Bild: Rürup, der als Experte darauf hingewirkt hat, dass staatlich subventioni…
Bert Rürup wechselt zu dem Finanzdienstleiter AWD. Rürup ist Chef der
Wirtschaftsweisen, Professor und ein hochkarätiger, einflussreicher Berater
der Bundesregierung. Er ist 65 Jahre alt und möchte gerne noch mal etwas
Neues machen. Und damit auch, erfreulicher Nebeneffekt, ziemlich viel Geld
verdienen. Das ist eigentlich ein ganz normaler Vorgang. Oder doch nicht?
Dieser Karrieresprung hat einen Beigeschmack. Denn AWD verkauft staatlich
subventionierte private Renten. Rürup war nie ein gewählter Politiker, der
im Bundestag zum Beispiel für die Einführung privater Rentenversicherungen
votiert hat. Allerdings hat er als Experte entscheidend daran mitgewirkt,
dass unter Rot-Grün staatlich subventionierte private Rentenversicherungen
eingeführt wurde. Und davon profitiert auch AWD.
Der Fall Rürup ist eher untypisch - eben weil der Professor mit dem
SPD-Parteibuch kein aktiver Volksvertreter war. Die Empfindlichkeit, mit
der manche auf diesen Wechsel reagieren, hat wohl mit einer tief sitzenden
Enttäuschung über Rot-Grün zu tun. Bei Konservativen überrascht die
selbstverständliche Verzahnung mit Wirtschaftsinteressen ja nicht weiter.
Dass Kohl ein paar hunderttausend Euro jährlich als "Berater" von Leo Kirch
bekam, passte ins Bild. Doch die postpolitischen Karrieren der
sozialdemokratischen Elite sind auch nicht besser. Gerhard Schröder
wechselte vom Bundeskanzleramt prompt in den Aufsichtsrat eines
deutsch-russischen Gaskonsortiums, was ihm 250.000 Euro jährlich einbringt.
Otto Schily, der als Innenminister die Einführung des biometrischen
Personalausweises betrieb, saß 2006 im Aufsichtsrat von zwei Firmen, die -
seltsamer Zufall - an der Produktion biometrischer Personalausweise
beteiligt sind. Werner Müller, Wirtschaftsminister im ersten rot-grünen
Kabinett, wurde 2003 Chef der Ruhrkohle AG. Wolfgang Clement, Superminister
unter Schröder, heuerte beim Energiekonzern RWE an. Walter Riester, der als
Arbeitsminister die für Versicherungskonzerne lukrative staatliche
geförderte Riester-Rente einführte, kam 2007 mit Vorträgen auf das
erstaunliche Honorar von mindestens 169.000 Euro - bezahlt von ebenjener
Versicherungsbranche.

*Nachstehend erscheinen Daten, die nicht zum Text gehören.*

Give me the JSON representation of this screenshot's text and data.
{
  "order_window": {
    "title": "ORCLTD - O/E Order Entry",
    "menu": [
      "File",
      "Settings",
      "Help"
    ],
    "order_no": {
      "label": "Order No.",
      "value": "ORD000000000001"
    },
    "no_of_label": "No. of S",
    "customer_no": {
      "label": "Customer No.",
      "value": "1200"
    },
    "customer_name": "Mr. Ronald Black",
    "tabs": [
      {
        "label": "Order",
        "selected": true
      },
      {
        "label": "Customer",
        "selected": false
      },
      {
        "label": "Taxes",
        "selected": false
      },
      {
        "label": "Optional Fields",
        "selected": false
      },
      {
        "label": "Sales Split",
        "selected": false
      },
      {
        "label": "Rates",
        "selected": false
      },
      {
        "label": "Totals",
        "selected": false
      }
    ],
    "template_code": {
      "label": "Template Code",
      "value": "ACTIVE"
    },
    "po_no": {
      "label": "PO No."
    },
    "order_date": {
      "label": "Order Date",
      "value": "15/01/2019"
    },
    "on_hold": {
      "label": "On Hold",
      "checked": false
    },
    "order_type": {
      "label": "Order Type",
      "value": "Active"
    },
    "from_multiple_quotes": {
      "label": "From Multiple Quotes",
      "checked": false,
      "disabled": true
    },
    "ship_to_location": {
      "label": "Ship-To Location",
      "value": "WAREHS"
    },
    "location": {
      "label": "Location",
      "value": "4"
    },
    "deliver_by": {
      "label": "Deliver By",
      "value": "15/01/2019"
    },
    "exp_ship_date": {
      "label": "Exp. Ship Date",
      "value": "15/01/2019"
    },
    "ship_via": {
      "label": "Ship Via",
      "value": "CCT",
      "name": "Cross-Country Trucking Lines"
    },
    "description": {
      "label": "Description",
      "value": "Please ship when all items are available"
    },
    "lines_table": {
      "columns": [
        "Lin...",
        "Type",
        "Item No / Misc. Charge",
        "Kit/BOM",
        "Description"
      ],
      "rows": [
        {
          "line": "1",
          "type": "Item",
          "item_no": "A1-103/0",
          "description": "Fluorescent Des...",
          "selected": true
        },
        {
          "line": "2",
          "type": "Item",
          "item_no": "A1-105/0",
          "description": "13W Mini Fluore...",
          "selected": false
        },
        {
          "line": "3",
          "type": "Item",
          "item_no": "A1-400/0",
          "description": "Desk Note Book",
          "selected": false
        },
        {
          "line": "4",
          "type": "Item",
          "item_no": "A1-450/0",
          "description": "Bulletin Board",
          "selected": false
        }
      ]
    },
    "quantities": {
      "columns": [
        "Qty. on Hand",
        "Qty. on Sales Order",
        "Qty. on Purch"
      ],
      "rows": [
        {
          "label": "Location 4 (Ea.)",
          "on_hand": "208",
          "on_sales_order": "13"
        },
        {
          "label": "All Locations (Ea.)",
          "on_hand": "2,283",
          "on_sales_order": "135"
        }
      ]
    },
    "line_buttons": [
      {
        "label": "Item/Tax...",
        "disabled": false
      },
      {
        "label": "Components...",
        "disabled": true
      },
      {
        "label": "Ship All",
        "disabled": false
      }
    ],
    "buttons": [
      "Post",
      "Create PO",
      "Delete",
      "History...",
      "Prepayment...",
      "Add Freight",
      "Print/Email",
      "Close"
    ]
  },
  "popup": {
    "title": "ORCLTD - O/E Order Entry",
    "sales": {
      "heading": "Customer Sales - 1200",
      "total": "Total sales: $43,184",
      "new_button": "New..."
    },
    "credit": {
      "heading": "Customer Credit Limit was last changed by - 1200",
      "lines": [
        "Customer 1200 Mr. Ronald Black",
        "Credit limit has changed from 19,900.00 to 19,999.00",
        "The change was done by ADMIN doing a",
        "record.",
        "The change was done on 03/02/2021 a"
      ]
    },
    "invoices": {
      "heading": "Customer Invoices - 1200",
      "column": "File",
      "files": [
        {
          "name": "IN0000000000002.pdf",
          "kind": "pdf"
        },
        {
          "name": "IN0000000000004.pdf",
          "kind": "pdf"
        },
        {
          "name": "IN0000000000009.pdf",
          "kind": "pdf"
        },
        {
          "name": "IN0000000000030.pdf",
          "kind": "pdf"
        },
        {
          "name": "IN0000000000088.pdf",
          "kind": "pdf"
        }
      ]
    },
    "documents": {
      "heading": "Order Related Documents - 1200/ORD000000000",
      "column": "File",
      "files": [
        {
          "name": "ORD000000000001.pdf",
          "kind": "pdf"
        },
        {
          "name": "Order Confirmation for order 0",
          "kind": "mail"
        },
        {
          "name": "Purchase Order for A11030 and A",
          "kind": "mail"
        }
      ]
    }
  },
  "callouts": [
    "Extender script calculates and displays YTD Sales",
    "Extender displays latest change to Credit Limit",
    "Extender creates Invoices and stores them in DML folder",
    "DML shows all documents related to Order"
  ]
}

Und Caio Koch-Weser war bis 2005 als Staatssekretär
im Finanzministerium für Bankenkontrolle zuständig. Danach wechselte er als
Manager zur Deutschen Bank. Ein Schelm, wer Böses dabei denkt.
Nicht sonderlich ruhmreich wirken auch die Postpolitik-Karrieren mancher
Grüner. Matthias Berninger wechselte vom Verbraucherschutzministerium
geschmackvollerweise direkt zu einem Süßwarenkonzern, Margaretha Wolff,
einst grüne Staatssekretärin, macht heute unter anderem Werbung für die
Atomlobby. Die Liste ist noch länger.
Ist das alles wirklich schlimm? Das Gegenargument lautet, dass Politiker in
der Wirtschaft immer ein Populismus-anfälliges Thema ist, bei dem schnell
Affekte den nüchternen Blick trüben. Wer Politikern enge Fesseln anlegt,
wird mit Politikern bestraft, die ewig an ihrem Sessel kleben, weil sie
sonst keine Karrierechancen haben. Oder die, nachdem sie ihren Politikerjob
an den Nagel hängen, zwangsverrentet werden.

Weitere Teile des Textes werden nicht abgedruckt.